Users fall under two basic roles: Kubernetes cluster administrators and application developers. This document describes Karpenter concepts through the lens of those two types of users.
As a Kubernetes cluster administrator, you can engage with Karpenter to:
- Install Karpenter
- Configure provisioners to set constraints and other features for managing nodes
- Deprovision nodes
- Upgrade nodes
Concepts associated with this role are described below.
Karpenter is designed to run on a node in your Kubernetes cluster. As part of the installation process, you need credentials from the underlying cloud provider to allow nodes to be started up and added to the cluster as they are needed.
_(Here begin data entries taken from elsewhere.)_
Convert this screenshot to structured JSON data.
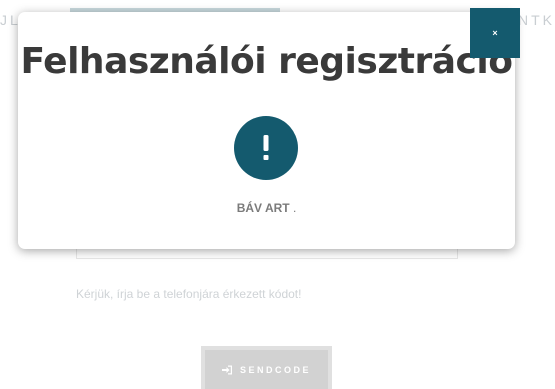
{
  "background": {
    "nav_left_text": "JL",
    "nav_right_text": "NTK",
    "hint_text": "Kérjük, írja be a telefonjára érkezett kódot!",
    "send_button_label": "SENDCODE",
    "send_icon": "sign-in-icon"
  },
  "modal": {
    "title": "Felhasználói regisztráció",
    "alert_icon": "exclamation-icon",
    "message_bold": "BÁV ART",
    "message_rest": " .",
    "close_label": "×"
  },
  "colors": {
    "accent": "#145a6e",
    "title_text": "#3a3a3a",
    "message_text": "#7b7b7b"
  }
}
[Getting Started with Karpenter on AWS]/v0.5.6/getting-started/) describes the process of installing Karpenter on an AWS cloud provider. Because requests to add and delete nodes and schedule pods are made through Kubernetes, AWS IAM Roles for Service Accounts (IRSA) are needed by your Kubernetes cluster to make privileged requests to AWS. For example, Karpenter uses AWS IRSA roles to grant the permissions needed to describe EC2 instance types and create EC2 instances.
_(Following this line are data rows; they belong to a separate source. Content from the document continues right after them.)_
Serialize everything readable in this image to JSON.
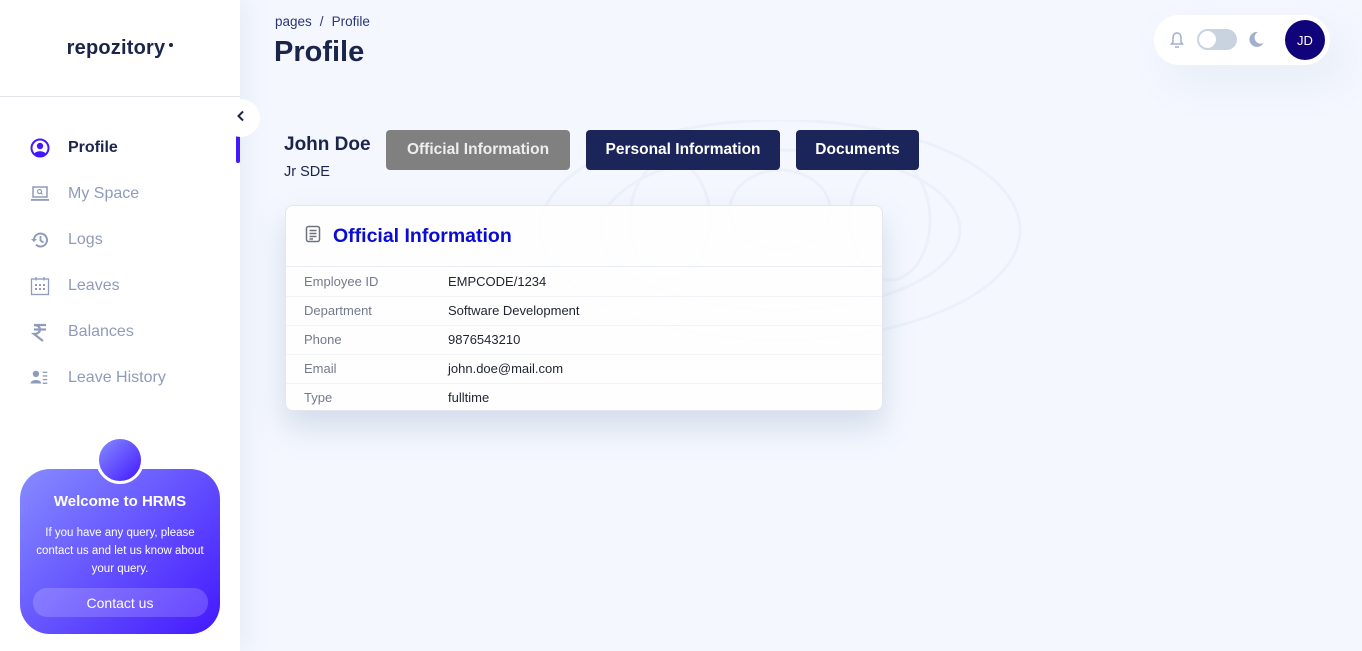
{
  "brand": {
    "name": "repozitory"
  },
  "sidebar": {
    "items": [
      {
        "label": "Profile",
        "icon": "user-circle-icon",
        "active": true
      },
      {
        "label": "My Space",
        "icon": "laptop-search-icon",
        "active": false
      },
      {
        "label": "Logs",
        "icon": "history-icon",
        "active": false
      },
      {
        "label": "Leaves",
        "icon": "calendar-icon",
        "active": false
      },
      {
        "label": "Balances",
        "icon": "rupee-icon",
        "active": false
      },
      {
        "label": "Leave History",
        "icon": "user-list-icon",
        "active": false
      }
    ],
    "promo": {
      "title": "Welcome to HRMS",
      "text": "If you have any query, please contact us and let us know about your query.",
      "button": "Contact us"
    }
  },
  "header": {
    "breadcrumb": {
      "root": "pages",
      "separator": "/",
      "current": "Profile"
    },
    "title": "Profile",
    "user_initials": "JD",
    "dark_mode": false
  },
  "profile": {
    "name": "John Doe",
    "role": "Jr SDE",
    "tabs": [
      {
        "label": "Official Information",
        "active": true
      },
      {
        "label": "Personal Information",
        "active": false
      },
      {
        "label": "Documents",
        "active": false
      }
    ]
  },
  "card": {
    "title": "Official Information",
    "rows": [
      {
        "key": "Employee ID",
        "value": "EMPCODE/1234"
      },
      {
        "key": "Department",
        "value": "Software Development"
      },
      {
        "key": "Phone",
        "value": "9876543210"
      },
      {
        "key": "Email",
        "value": "john.doe@mail.com"
      },
      {
        "key": "Type",
        "value": "fulltime"
      }
    ]
  },
  "colors": {
    "accent": "#4318ff",
    "navy": "#1b2559",
    "avatar": "#11047a",
    "card_title": "#0b0bd6",
    "tab_active": "#808080"
  }
}
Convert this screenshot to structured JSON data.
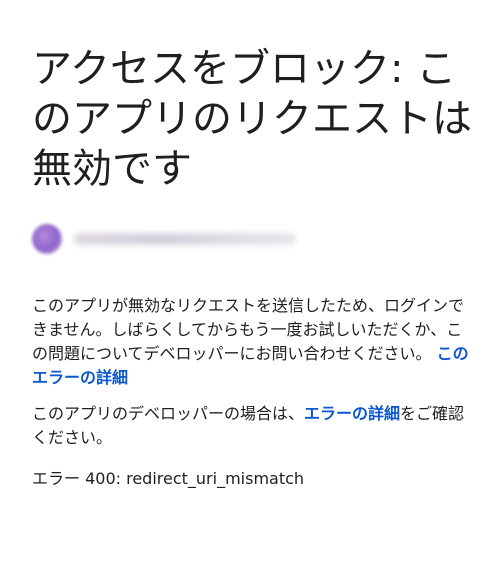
{
  "title": "アクセスをブロック: このアプリのリクエストは無効です",
  "account": {
    "email": "user@gmail.com"
  },
  "message": {
    "part1": "このアプリが無効なリクエストを送信したため、ログインできません。しばらくしてからもう一度お試しいただくか、この問題についてデベロッパーにお問い合わせください。",
    "link1": "このエラーの詳細"
  },
  "developer_note": {
    "part1": "このアプリのデベロッパーの場合は、",
    "link": "エラーの詳細",
    "part2": "をご確認ください。"
  },
  "error": "エラー 400: redirect_uri_mismatch",
  "colors": {
    "text": "#1f1f1f",
    "link": "#0b57d0",
    "background": "#ffffff"
  }
}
Once privileges are in place, Karpenter is deployed with a Helm chart.
Karpenter’s job is to add nodes to handle unschedulable pods, schedule pods on those nodes, and remove the nodes when they are not needed. To configure Karpenter, you create provisioners that define how Karpenter manages unschedulable pods and expires nodes. Here are some things to know about the Karpenter provisioner:
Unschedulable pods: Karpenter only attempts to schedule pods that have a status condition
Unschedulable=True, which the kube scheduler sets when it fails to schedule the pod to existing capacity.
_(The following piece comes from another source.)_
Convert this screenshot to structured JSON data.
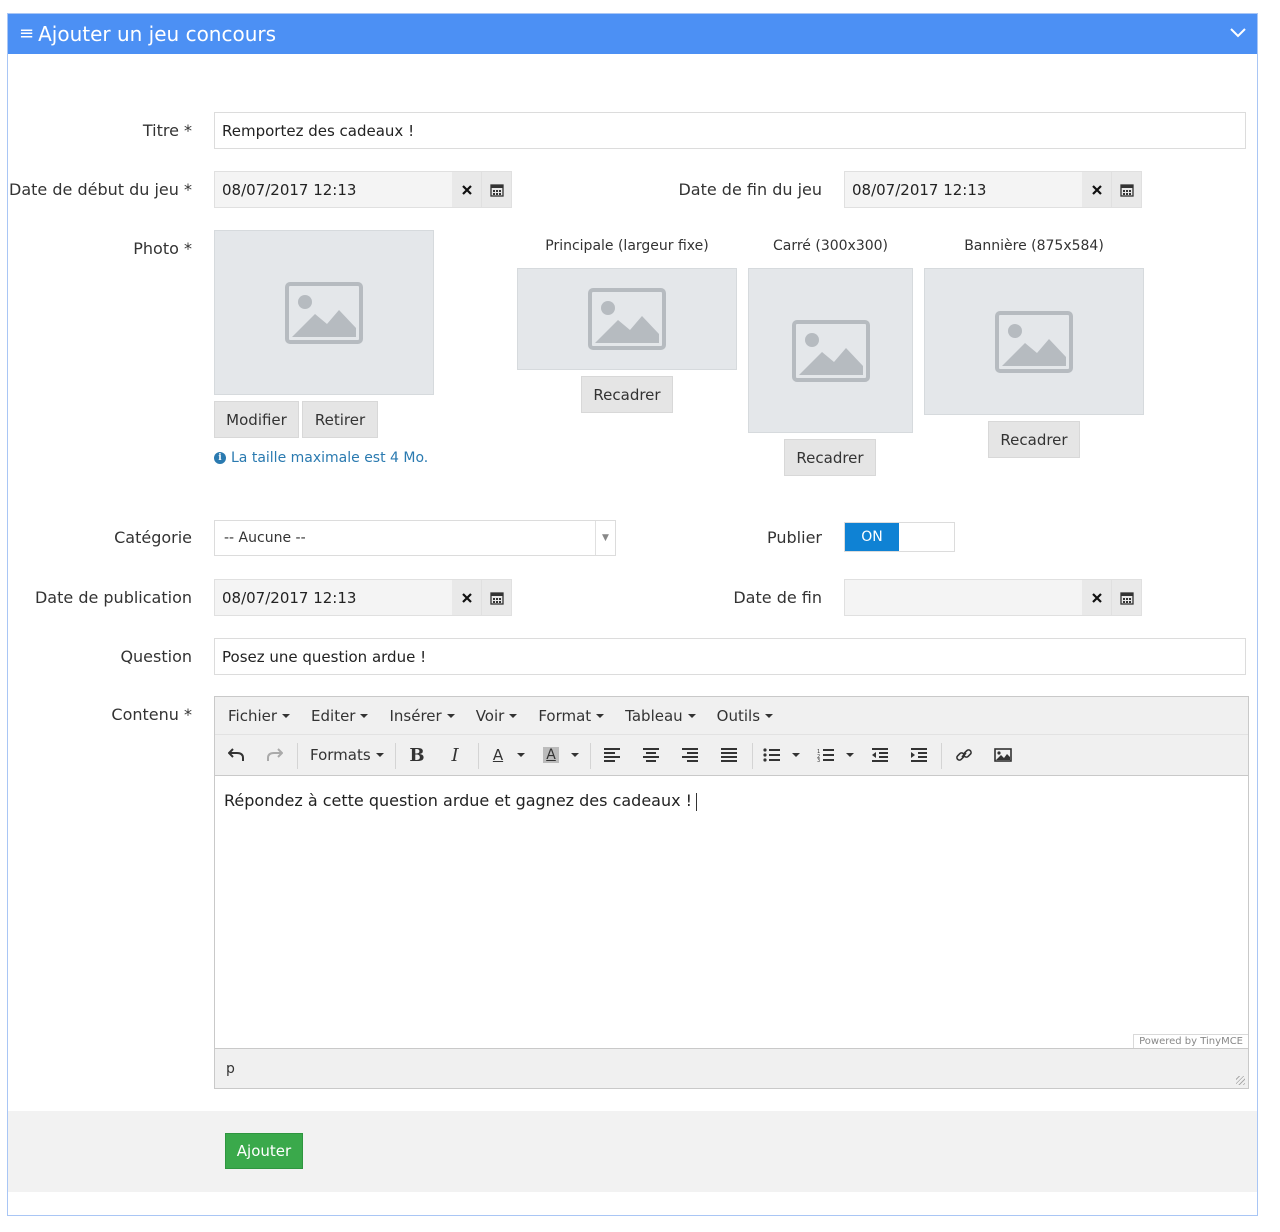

Provisioner CR: Karpenter defines a Custom Resource called a Provisioner to specify provisioning configuration. Each provisioner manages a distinct set of nodes, but pods can be scheduled to any provisioner that supports its scheduling constraints. A provisioner contains constraints that impact the nodes that can be provisioned and attributes of those nodes (such timers for removing nodes). See Provisioner API for a description of settings and the Provisioning task for provisioner examples.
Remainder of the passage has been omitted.